There are two types of JBI components:
- Service Engines (SE): The service engines provide the actual integration services, such as data translation using XSLT. In that case, the service engine hosts an XSLT engine, and contains artifacts (style sheets) for particular data translations. Adhering to SOA, the integration services may be service providers or service consumers. Since almost anything could be a service engine, including a Business Process Execution Language (BPEL) engine or J
2EE container, the JBI is often referred to as “a container of containers.” Given the container nature of the service engines, you may deploy business services, such as a process-oriented service, into a target container in the JBI.
- Binding Components (BC): The binding components convert protocol and transport specific bound messages to a normalized XML message format (and vice versa). The service engines communicate using the normalized message
format. The JBI specification requires a WS-I binding component, but since binding components are “pluggable,” you can install JBI-compliant BCs for whatever protocols and APIs are present in your environment.
JBI Mediator. The binding components and service engines do not interact directly. Following solid architectural constructs, there is a mediator, which handles interactions between binding components and service engines, and between service engines. This mediator is the normalized message router. The normalized message router accepts normalized XML messages from the binding components (dropped into delivery channels), and invokes service engines with WSDL-based messaging.

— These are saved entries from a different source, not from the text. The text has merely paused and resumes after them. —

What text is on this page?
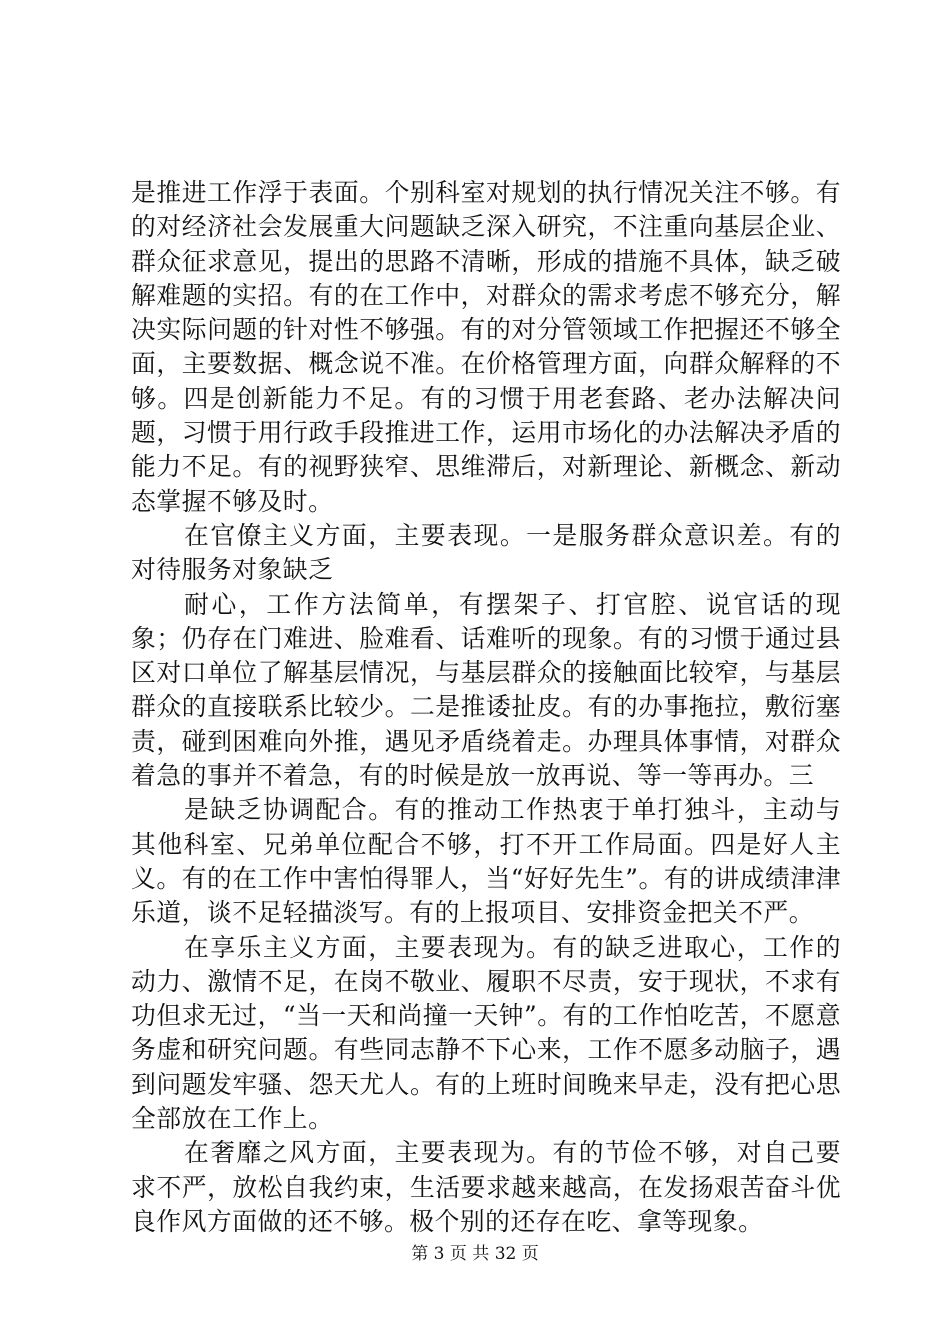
是推进工作浮于表面。个别科室对规划的执行情况关注不够。有的对经济社会发展重大问题缺乏深入研究，不注重向基层企业、群众征求意见，提出的思路不清晰，形成的措施不具体，缺乏破解难题的实招。有的在工作中，对群众的需求考虑不够充分，解决实际问题的针对性不够强。有的对分管领域工作把握还不够全面，主要数据、概念说不准。在价格管理方面，向群众解释的不够。四是创新能力不足。有的习惯于用老套路、老办法解决问题，习惯于用行政手段推进工作，运用市场化的办法解决矛盾的能力不足。有的视野狭窄、思维滞后，对新理论、新概念、新动态掌握不够及时。

在官僚主义方面，主要表现。一是服务群众意识差。有的对待服务对象缺乏

耐心，工作方法简单，有摆架子、打官腔、说官话的现象；仍存在门难进、脸难看、话难听的现象。有的习惯于通过县区对口单位了解基层情况，与基层群众的接触面比较窄，与基层群众的直接联系比较少。二是推诿扯皮。有的办事拖拉，敷衍塞责，碰到困难向外推，遇见矛盾绕着走。办理具体事情，对群众着急的事并不着急，有的时候是放一放再说、等一等再办。三

是缺乏协调配合。有的推动工作热衷于单打独斗，主动与其他科室、兄弟单位配合不够，打不开工作局面。四是好人主义。有的在工作中害怕得罪人，当“好好先生”。有的讲成绩津津乐道，谈不足轻描淡写。有的上报项目、安排资金把关不严。

在享乐主义方面，主要表现为。有的缺乏进取心，工作的动力、激情不足，在岗不敬业、履职不尽责，安于现状，不求有功但求无过，“当一天和尚撞一天钟”。有的工作怕吃苦，不愿意务虚和研究问题。有些同志静不下心来，工作不愿多动脑子，遇到问题发牢骚、怨天尤人。有的上班时间晚来早走，没有把心思全部放在工作上。

在奢靡之风方面，主要表现为。有的节俭不够，对自己要求不严，放松自我约束，生活要求越来越高，在发扬艰苦奋斗优良作风方面做的还不够。极个别的还存在吃、拿等现象。

第 3 页 共 32 页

The mediator also has an outbound role, picking up messages from a service engine’s delivery channel and dropping them into the delivery channel of a binding component.
Why JBI is Good for the Enterprise
For the enterprise, the JBI, and the advent of service-oriented integration solutions, is as the saying goes, “all good.” Of course, this is only release 1.0 of the JBI, and like any specification, some areas still need fleshing out, such as best practices for in-JBI service deployment and collaboration, and specifications for distributed JBI.

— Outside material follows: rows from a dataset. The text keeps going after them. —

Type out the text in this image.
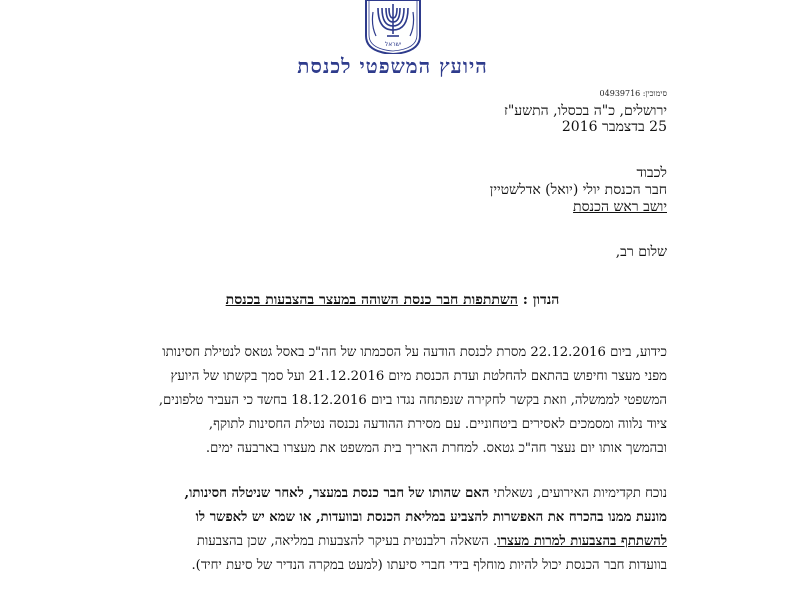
ישראל
היועץ המשפטי לכנסת
סימוכין: 04939716
ירושלים, כ"ה בכסלו, התשע"ז
25 בדצמבר 2016
לכבוד
חבר הכנסת יולי (יואל) אדלשטיין
יושב ראש הכנסת
שלום רב,
הנדון : השתתפות חבר כנסת השוהה במעצר בהצבעות בכנסת
כידוע, ביום 22.12.2016 מסרת לכנסת הודעה על הסכמתו של חה"כ באסל גטאס לנטילת חסינותו
מפני מעצר וחיפוש בהתאם להחלטת ועדת הכנסת מיום 21.12.2016 ועל סמך בקשתו של היועץ
המשפטי לממשלה, וזאת בקשר לחקירה שנפתחה נגדו ביום 18.12.2016 בחשד כי העביר טלפונים,
ציוד נלווה ומסמכים לאסירים ביטחוניים. עם מסירת ההודעה נכנסה נטילת החסינות לתוקף,
ובהמשך אותו יום נעצר חה"כ גטאס. למחרת האריך בית המשפט את מעצרו בארבעה ימים.
נוכח תקדימיות האירועים, נשאלתי האם שהותו של חבר כנסת במעצר, לאחר שניטלה חסינותו,
מונעת ממנו בהכרח את האפשרות להצביע במליאת הכנסת ובוועדות, או שמא יש לאפשר לו
להשתתף בהצבעות למרות מעצרו. השאלה רלבנטית בעיקר להצבעות במליאה, שכן בהצבעות
בוועדות חבר הכנסת יכול להיות מוחלף בידי חברי סיעתו (למעט במקרה הנדיר של סיעת יחיד).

However, even at this early stage, the advantages for the enterprise include:
- First, the obvious. Standards bring choice. Enterprises won’t be locked in to a particular vendor or product suite.
- The cost of enterprise integration technology will be more palatable, and manageable. After choosing a JBI environment, enterprises can add integration services and adapters in an a la carte fashion.

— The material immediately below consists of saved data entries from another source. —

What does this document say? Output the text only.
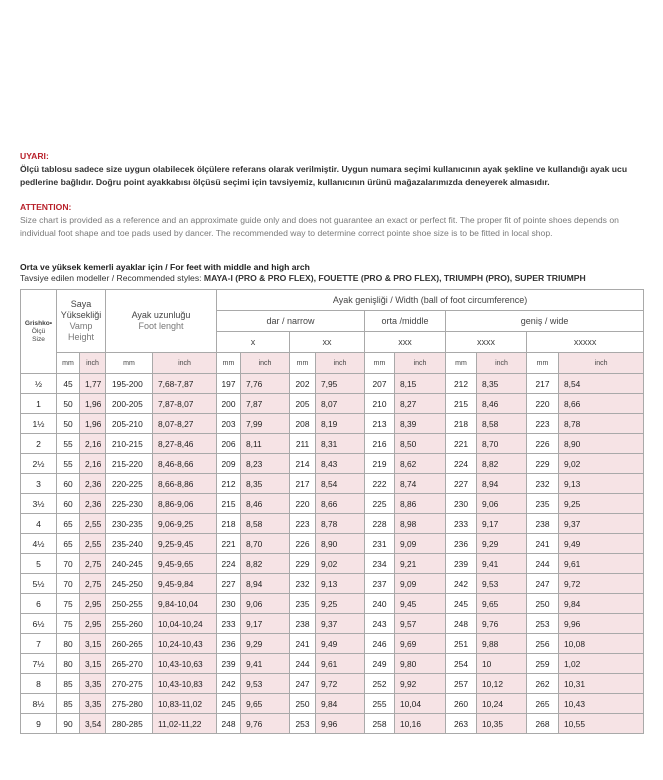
UYARI:
Ölçü tablosu sadece size uygun olabilecek ölçülere referans olarak verilmiştir. Uygun numara seçimi kullanıcının ayak şekline ve kullandığı ayak ucu pedlerine bağlıdır. Doğru point ayakkabısı ölçüsü seçimi için tavsiyemiz, kullanıcının ürünü mağazalarımızda deneyerek almasıdır.
ATTENTION:
Size chart is provided as a reference and an approximate guide only and does not guarantee an exact or perfect fit. The proper fit of pointe shoes depends on individual foot shape and toe pads used by dancer. The recommended way to determine correct pointe shoe size is to be fitted in local shop.
Orta ve yüksek kemerli ayaklar için / For feet with middle and high arch
Tavsiye edilen modeller / Recommended styles: MAYA-I (PRO & PRO FLEX), FOUETTE (PRO & PRO FLEX), TRIUMPH (PRO), SUPER TRIUMPH
Grishko•
Ölçü
Size	Saya
Yüksekliği
Vamp
Height		Ayak uzunluğu
Foot lenght		Ayak genişliği / Width (ball of foot circumference)									
					dar / narrow				orta /middle		geniş / wide			
					x		xx		xxx		xxxx		xxxxx	
	mm	inch	mm	inch	mm	inch	mm	inch	mm	inch	mm	inch	mm	inch
½	45	1,77	195-200	7,68-7,87	197	7,76	202	7,95	207	8,15	212	8,35	217	8,54
1	50	1,96	200-205	7,87-8,07	200	7,87	205	8,07	210	8,27	215	8,46	220	8,66
1½	50	1,96	205-210	8,07-8,27	203	7,99	208	8,19	213	8,39	218	8,58	223	8,78
2	55	2,16	210-215	8,27-8,46	206	8,11	211	8,31	216	8,50	221	8,70	226	8,90
2½	55	2,16	215-220	8,46-8,66	209	8,23	214	8,43	219	8,62	224	8,82	229	9,02
3	60	2,36	220-225	8,66-8,86	212	8,35	217	8,54	222	8,74	227	8,94	232	9,13
3½	60	2,36	225-230	8,86-9,06	215	8,46	220	8,66	225	8,86	230	9,06	235	9,25
4	65	2,55	230-235	9,06-9,25	218	8,58	223	8,78	228	8,98	233	9,17	238	9,37
4½	65	2,55	235-240	9,25-9,45	221	8,70	226	8,90	231	9,09	236	9,29	241	9,49
5	70	2,75	240-245	9,45-9,65	224	8,82	229	9,02	234	9,21	239	9,41	244	9,61
5½	70	2,75	245-250	9,45-9,84	227	8,94	232	9,13	237	9,09	242	9,53	247	9,72
6	75	2,95	250-255	9,84-10,04	230	9,06	235	9,25	240	9,45	245	9,65	250	9,84
6½	75	2,95	255-260	10,04-10,24	233	9,17	238	9,37	243	9,57	248	9,76	253	9,96
7	80	3,15	260-265	10,24-10,43	236	9,29	241	9,49	246	9,69	251	9,88	256	10,08
7½	80	3,15	265-270	10,43-10,63	239	9,41	244	9,61	249	9,80	254	10	259	1,02
8	85	3,35	270-275	10,43-10,83	242	9,53	247	9,72	252	9,92	257	10,12	262	10,31
8½	85	3,35	275-280	10,83-11,02	245	9,65	250	9,84	255	10,04	260	10,24	265	10,43
9	90	3,54	280-285	11,02-11,22	248	9,76	253	9,96	258	10,16	263	10,35	268	10,55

- The open source JBI offerings (ServiceMix ESB, Sun’s Java ESB, FiveSight’s BPEL engine) allow enterprises to freely experiment with the technology prior to making financial outlays or commitments.
- Service-oriented approach to enterprise integration technology.
- Opportunity to reuse integration services, across integration scenarios, and over time, possibly application solutions. If application software vendors adopt JBI infrastructure (SAP AG and Oracle participated in the expert group), enterprises can standardize on one rules service, one BPEL engine, one workflow engine, and so on. No longer will enterprises have to deal with the added complexity of “infrastructure inside” application packages. Using JBI, enterprises would be able to install their chosen service engine in the application vendor’s software stack.
Of course, as with any technology, you need to do your own exploration, and make informed choices for your business. But, if you are pursuing a service-oriented architecture strategy and/or are tackling integration initiatives, you might want to start “playing” with some of the JBI OSS and reference implementations.